4 de fevereiro de 2014

HÉLIO SCHWARTSMAN O beijo gay


SÃO PAULO - Saiu, enfim, o tal do beijo gay na novela da Globo. Não creio que haja muito motivo para comemorar. A TV, como a cavalaria, é sempre a última a chegar. Se a cena foi veiculada no horário nobre, é porque a maioria da sociedade já não considera tal ato obsceno ou escandaloso. Pelo menos não muito.
Vejo com ceticismo, assim, os vaticínios dos que afirmam que o beijo televisado contribuirá para reduzir a homofobia no país. Tal efeito, se de fato passa de uma fantasia, apenas soma um grãozinho a um movimento mais amplo de aceitação que já está em curso há muito tempo e não tem data para acabar.
Nesse quesito, aliás, nós brasileiros não nos saímos tão mal. Embora carreguemos a cruz de ter sido o último país ocidental a abolir a escravidão, estamos entre os primeiros a revogar as leis que puniam o homossexualismo. Por aqui, a sodomia deixou de ser um ilícito em 1830, quando o Código Criminal do Império substituiu as Ordenações Filipinas, que determinavam que os homossexuais fossem queimados vivos e "feitos per fogo em pó, para que nunca de seu corpo e sepultura possa haver memoria, e todos os seus bens sejam confiscados para a Corôa de nossos Reinos".

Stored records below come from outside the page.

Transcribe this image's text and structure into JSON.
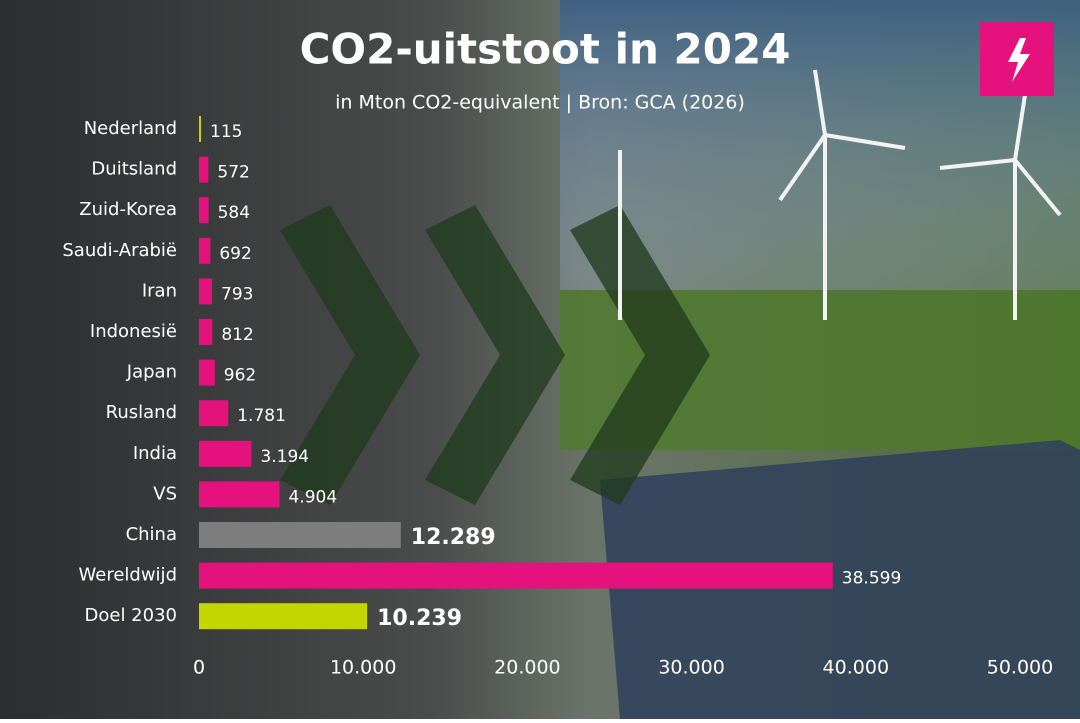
{
  "chart_data": {
    "type": "bar",
    "orientation": "horizontal",
    "title": "CO2-uitstoot in 2024",
    "subtitle": "in Mton CO2-equivalent | Bron: GCA (2026)",
    "categories": [
      "Nederland",
      "Duitsland",
      "Zuid-Korea",
      "Saudi-Arabië",
      "Iran",
      "Indonesië",
      "Japan",
      "Rusland",
      "India",
      "VS",
      "China",
      "Wereldwijd",
      "Doel 2030"
    ],
    "values": [
      115,
      572,
      584,
      692,
      793,
      812,
      962,
      1781,
      3194,
      4904,
      12289,
      38599,
      10239
    ],
    "value_labels": [
      "115",
      "572",
      "584",
      "692",
      "793",
      "812",
      "962",
      "1.781",
      "3.194",
      "4.904",
      "12.289",
      "38.599",
      "10.239"
    ],
    "colors": [
      "#c4d600",
      "#e5127d",
      "#e5127d",
      "#e5127d",
      "#e5127d",
      "#e5127d",
      "#e5127d",
      "#e5127d",
      "#e5127d",
      "#e5127d",
      "#7d7d7d",
      "#e5127d",
      "#c4d600"
    ],
    "value_label_bold": [
      false,
      false,
      false,
      false,
      false,
      false,
      false,
      false,
      false,
      false,
      true,
      false,
      true
    ],
    "xlim": [
      0,
      50000
    ],
    "xticks": [
      0,
      {
        "value": 10000,
        "label": "10.000"
      },
      {
        "value": 20000,
        "label": "20.000"
      },
      {
        "value": 30000,
        "label": "30.000"
      },
      {
        "value": 40000,
        "label": "40.000"
      },
      {
        "value": 50000,
        "label": "50.000"
      }
    ],
    "grid": false
  }
}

A título de comparação, nas avançadas Suécia e Inglaterra, a prática só deixou de ser crime em 1944 e em 1967, respectivamente. Nos EUA, as leis contra a sodomia só foram plenamente revogadas em 2003 --e por decisão da Suprema Corte, não dos corpos legislativos estaduais.
Voltando ao beijo, houve, é claro, quem não gostasse. Como em qualquer distribuição normal, existe uma franja de gente mais conservadora que ainda chia diante desse tipo de imagem, mas esse é um grupo cuja importância política e demográfica é decrescente. De todo modo, eles têm à sua disposição o indefectível controle remoto. Se não gostam do que veem, são perfeitamente livres para mudar de canal ou até desligar a TV.